January 28th, 2010 - 11:35 am ICT by IANS  

By Azera Rahman
Mysore, Jan 28 (IANS) You have heard of ladies’ clubs, but a ladies’ kite club? Kite flying may not be one of the usual hobbies that you hear women take to, but here in Mysore, 10 women who love the sport have come together to form this unique club of women-only kite flyers.

Chopping vegetables, taking care of her family and tending to the household chores like any other homemaker would, there is nothing that seems out of the ordinary about Kavita Bylokenda - one of the members of the club - at the first instance.

Hand her a kite, and she metamorphoses into a different person.

“Kite-flying is a tradition and I have always loved flying kites. Nothing beats the feeling of steering a kite and watching as it soars high,” Bylokenda told IANS with the thrill of a child.

A 40-year-old homemaker, Bylokenda said that kite flying for her is a passion which she pursues with the other members of the club whenever they get time.

“This club happened quite by chance, five years back. As a child I used to often fly kites, but with age it started feeling odd - with no company from anyone of my kind. Then I met another woman in my neighbourhood who was facing a similar predicament,” Bylokenda told IANS.

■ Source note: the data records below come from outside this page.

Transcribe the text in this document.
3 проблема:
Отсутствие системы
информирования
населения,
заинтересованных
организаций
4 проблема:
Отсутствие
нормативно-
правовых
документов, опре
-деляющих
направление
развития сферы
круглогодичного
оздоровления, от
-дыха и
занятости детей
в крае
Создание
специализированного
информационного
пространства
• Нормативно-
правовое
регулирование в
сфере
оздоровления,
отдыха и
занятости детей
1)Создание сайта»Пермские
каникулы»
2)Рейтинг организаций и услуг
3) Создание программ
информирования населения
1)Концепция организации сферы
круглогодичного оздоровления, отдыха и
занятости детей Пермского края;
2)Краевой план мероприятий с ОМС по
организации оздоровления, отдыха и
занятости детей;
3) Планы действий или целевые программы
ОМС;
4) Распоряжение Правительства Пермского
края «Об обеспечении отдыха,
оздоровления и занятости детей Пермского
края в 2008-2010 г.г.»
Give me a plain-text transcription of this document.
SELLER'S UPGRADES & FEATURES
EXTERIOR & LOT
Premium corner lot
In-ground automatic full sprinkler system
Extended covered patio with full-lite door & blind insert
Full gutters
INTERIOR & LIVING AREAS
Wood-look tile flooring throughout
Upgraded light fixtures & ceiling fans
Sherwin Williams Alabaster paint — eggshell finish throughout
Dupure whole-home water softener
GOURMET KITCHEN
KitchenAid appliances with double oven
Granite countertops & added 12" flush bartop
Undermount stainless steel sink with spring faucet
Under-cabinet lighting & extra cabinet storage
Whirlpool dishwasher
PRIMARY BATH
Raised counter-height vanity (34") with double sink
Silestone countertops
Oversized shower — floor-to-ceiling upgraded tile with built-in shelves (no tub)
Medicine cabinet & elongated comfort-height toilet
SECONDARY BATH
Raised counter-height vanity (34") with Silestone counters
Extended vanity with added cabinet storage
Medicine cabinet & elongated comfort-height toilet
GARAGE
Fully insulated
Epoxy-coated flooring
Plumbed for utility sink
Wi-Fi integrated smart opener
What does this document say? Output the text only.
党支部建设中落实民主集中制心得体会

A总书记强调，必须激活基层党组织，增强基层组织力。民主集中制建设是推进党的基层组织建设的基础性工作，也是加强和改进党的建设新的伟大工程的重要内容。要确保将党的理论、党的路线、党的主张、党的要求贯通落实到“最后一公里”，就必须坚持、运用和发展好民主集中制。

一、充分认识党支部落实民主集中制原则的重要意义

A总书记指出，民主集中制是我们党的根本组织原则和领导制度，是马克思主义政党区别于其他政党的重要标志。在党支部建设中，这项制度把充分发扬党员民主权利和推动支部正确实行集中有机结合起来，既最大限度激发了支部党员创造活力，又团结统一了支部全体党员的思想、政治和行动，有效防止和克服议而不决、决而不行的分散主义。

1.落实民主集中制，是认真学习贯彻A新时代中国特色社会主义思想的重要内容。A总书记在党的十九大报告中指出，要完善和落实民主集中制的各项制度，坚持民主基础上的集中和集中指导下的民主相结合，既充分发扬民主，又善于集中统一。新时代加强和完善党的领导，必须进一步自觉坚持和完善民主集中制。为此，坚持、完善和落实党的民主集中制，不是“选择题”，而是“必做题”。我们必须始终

“That’s when the idea of a club for women like us struck. We spread the word and although there were just a handful of us, it was nevertheless a big success for us - we met every weekend and whenever we had the time in between to pursue our hobby,” she said.

The club now has 10 members and includes students, professionals and homemakers - all in the age group 20-40.

“With time we started making our own kites. We designed them in the shape of a girl’s dress, a shirt, even a gas cylinder! It caught others’ fancy and we started getting bulk orders to make kites,” Bylokenda said.

From just 10-20 kites for a family party to 300-500 on festive occasions and school fairs, the fledgling kite making business took wing.

“Our kites are priced according to the design, shape and size. A large gas cylinder shaped kite for instance costs Rs.25. The orders pour during the festive season like Dussehra and when the Karnataka and the Mysore kite festivals happen. At other times, we get orders from schools or for family occasions,” she said.

At times when there are too many orders to handle too quickly, the women make the design and then source out the making of the kites to others.

“We make a decent profit of about 30 percent, but we are no professional businesswomen. All the orders that we get are thanks to word of mouth advertisement. At the end of the day, the thrill of seeing a great response to our creations is what matters,” she said.

Amid the hustle-bustle of the growing business and their personal lives, the women take out time for pursuing their hobby - on a larger platform.

“For the last four years we have been regularly participating in the international kite festival in Gujarat. This year we made a three-dimensional, box-shaped kite for the festival. We also participate in the kite festivals in Karnataka,” Bylokenda said.

“The aim is not so much to win, but to participate and have fun. And we have our families supporting us in that - what else can we ask for?” she smiled.